In order to make plastics you need oil. There is a process to make plastics without oil — using natural gas instead. Yet a large portion of plastics are generally made with oil.
To see how much oil is needed to produce plastics, let’s look at an example, by seeing how much oil is needed to produce plastic bottles. Luckily enough, the Pacific Institution did such research to save us the time.
In 2006, Americans consumed 31.2 billion litres of water. This required around 900,000 tonnes of plastic to produce the bottles. And to produce these bottles it took 17 million barrels of oil.
Oil is definitely a cost plastics manufacturers want to keep their eye on. Amcor Ltd [ASX:AMC] is one such plastics giant in the business of packaging. And on 8 June, they announced their profits would be impacted by US$40 million.
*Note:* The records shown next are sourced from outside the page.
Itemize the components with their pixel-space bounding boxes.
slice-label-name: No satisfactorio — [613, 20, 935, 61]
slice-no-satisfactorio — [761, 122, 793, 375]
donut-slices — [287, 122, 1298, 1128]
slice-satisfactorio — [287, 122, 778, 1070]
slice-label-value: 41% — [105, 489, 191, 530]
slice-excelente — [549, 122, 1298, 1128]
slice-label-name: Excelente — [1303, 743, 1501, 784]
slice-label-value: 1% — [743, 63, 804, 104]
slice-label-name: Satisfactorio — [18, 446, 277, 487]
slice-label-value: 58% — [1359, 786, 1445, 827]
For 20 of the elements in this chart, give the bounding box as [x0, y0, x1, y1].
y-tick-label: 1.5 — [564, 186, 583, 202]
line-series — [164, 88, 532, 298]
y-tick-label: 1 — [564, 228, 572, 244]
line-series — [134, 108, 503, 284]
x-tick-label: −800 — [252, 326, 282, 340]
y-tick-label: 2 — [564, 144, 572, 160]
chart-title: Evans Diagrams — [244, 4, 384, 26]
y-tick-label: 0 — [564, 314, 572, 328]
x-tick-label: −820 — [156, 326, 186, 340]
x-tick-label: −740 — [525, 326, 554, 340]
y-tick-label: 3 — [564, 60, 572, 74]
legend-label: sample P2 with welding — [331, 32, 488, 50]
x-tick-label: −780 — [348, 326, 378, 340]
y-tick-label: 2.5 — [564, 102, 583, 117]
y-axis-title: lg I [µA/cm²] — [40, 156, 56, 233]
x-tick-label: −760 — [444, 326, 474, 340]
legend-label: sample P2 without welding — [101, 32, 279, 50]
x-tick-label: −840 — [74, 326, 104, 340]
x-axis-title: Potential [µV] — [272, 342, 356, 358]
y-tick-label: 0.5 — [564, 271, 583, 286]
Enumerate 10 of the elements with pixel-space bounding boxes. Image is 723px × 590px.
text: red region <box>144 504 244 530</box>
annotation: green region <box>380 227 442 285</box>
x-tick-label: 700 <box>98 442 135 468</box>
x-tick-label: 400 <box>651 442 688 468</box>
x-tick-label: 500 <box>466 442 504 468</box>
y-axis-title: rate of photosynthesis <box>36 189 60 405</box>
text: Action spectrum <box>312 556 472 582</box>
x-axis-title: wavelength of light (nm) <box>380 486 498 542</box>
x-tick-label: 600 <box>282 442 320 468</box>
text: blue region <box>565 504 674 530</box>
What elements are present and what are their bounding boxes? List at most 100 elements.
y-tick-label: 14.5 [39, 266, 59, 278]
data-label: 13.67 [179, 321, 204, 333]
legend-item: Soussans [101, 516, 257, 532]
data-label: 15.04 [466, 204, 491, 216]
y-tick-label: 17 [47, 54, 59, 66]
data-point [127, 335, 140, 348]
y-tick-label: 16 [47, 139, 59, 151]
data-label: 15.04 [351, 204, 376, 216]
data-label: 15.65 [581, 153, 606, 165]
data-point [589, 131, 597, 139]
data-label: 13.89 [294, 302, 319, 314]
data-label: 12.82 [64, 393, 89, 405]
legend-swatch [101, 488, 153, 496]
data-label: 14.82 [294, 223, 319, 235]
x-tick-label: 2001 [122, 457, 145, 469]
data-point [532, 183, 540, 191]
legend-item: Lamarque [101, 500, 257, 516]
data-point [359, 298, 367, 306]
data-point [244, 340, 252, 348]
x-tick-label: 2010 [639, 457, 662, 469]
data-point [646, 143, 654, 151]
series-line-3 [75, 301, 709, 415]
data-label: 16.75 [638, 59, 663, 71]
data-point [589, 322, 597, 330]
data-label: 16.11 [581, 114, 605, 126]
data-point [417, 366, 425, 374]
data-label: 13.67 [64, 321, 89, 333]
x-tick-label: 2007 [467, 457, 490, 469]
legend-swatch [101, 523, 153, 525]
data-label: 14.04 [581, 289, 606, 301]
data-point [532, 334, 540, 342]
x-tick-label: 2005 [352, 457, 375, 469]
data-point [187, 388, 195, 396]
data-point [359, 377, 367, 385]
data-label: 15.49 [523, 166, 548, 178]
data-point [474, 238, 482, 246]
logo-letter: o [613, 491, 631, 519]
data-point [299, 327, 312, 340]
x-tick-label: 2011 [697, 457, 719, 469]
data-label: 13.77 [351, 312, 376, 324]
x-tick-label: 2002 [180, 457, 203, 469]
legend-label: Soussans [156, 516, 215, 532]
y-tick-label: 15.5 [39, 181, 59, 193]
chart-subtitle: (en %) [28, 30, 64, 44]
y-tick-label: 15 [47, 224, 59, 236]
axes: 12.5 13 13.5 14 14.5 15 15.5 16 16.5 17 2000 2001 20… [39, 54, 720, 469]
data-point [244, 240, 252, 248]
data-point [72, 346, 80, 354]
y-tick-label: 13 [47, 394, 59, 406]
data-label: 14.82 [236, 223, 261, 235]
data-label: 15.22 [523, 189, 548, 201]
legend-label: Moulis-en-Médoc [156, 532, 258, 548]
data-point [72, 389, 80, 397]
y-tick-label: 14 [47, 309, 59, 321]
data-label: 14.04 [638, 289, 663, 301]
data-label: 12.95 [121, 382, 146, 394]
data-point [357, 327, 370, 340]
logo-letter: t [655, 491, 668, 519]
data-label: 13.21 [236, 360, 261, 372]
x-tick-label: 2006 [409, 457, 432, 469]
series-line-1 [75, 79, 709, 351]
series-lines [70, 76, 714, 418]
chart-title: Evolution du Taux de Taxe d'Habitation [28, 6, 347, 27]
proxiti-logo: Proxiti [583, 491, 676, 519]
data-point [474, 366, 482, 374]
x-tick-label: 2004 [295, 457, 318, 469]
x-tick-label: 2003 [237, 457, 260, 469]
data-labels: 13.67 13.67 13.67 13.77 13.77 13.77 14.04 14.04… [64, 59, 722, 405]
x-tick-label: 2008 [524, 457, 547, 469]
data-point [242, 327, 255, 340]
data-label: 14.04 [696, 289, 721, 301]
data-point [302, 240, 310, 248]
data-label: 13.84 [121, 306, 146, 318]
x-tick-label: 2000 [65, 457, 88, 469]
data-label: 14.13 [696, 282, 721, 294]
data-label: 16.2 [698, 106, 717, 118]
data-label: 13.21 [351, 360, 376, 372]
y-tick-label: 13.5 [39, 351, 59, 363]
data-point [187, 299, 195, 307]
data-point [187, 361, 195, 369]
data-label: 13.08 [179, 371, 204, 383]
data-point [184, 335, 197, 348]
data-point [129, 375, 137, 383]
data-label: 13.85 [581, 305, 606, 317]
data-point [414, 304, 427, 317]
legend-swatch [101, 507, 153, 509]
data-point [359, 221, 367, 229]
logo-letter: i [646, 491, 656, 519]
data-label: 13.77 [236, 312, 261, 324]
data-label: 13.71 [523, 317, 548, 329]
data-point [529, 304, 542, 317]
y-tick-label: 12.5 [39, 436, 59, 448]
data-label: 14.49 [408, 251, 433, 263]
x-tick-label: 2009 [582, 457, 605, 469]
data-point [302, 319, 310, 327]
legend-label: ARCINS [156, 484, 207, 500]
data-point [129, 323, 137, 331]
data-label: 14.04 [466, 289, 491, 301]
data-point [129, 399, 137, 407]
The announcement has caused shares to tumble 12.3%, to $14.50 per share so far.
It wasn’t high oil prices that affected Amcor, though. Instead, their profits took a beating from low oil prices. This doesn’t make sense. If oil prices are low, shouldn’t it be cheaper to produce plastics?
But the problem wasn’t with plastics. The problem was the country in which Amcor’s plants reside.
Amcor owns and operates six of their plastic packaging plants in Venezuela. The country’s economy mostly based on oil exports, making up around 95% of all exports.
So when the price of oil collapses, and government debt rises, stresses start to mount. Oil is now trading around US$50 a barrel. This has more than halved from 2014 figures. The country has a shortage of basic goods, and hyperinflation is just around the corner.
Many economists believe it is now a question of when, not if, Venezuela will default. Venezuela’s central bank said earlier this year that the economy shrank by 5.7%. Official inflation came in at 180.9% in 2015.
This combination spells trouble for the country. And now Amcor and others are being punished as well. Venezuela is draining its foreign currency and gold reserves to stay afloat. In March this year Venezuela moved to float their exchange rate for non-essential imports. This allowed state-owned oil companies to sell dollars into the new market.
The government hopes to boost liquidity and lift revenues from oil. As a consequence, Amcor will also adopt Venezuela’s float. However, the lack of US dollars is restricting their ability to buy products used to make plastics.
A one-off charge of around US$350 million will impact Amcor’s earnings. The one-off charge relates to cumulative foreign exchange losses. But it will also include Amcor’s estimated net assets in Venezuela. After taking this one-off charge, Amcor will no longer be exposed to Venezuela.
Will Amcor survive Venezuela’s demise?
As stated above, Amcor has already taken measures to limit their losses. Venezuela isn’t the only place where Amcor operates, though. They’re investing in emerging markets all over the world. They own and operate more than 80 plants across 27 countries. And as CEO Ron Delia puts it: ‘[We] firmly believe in long term attractiveness, and in our ability to deliver value, from emerging markets.’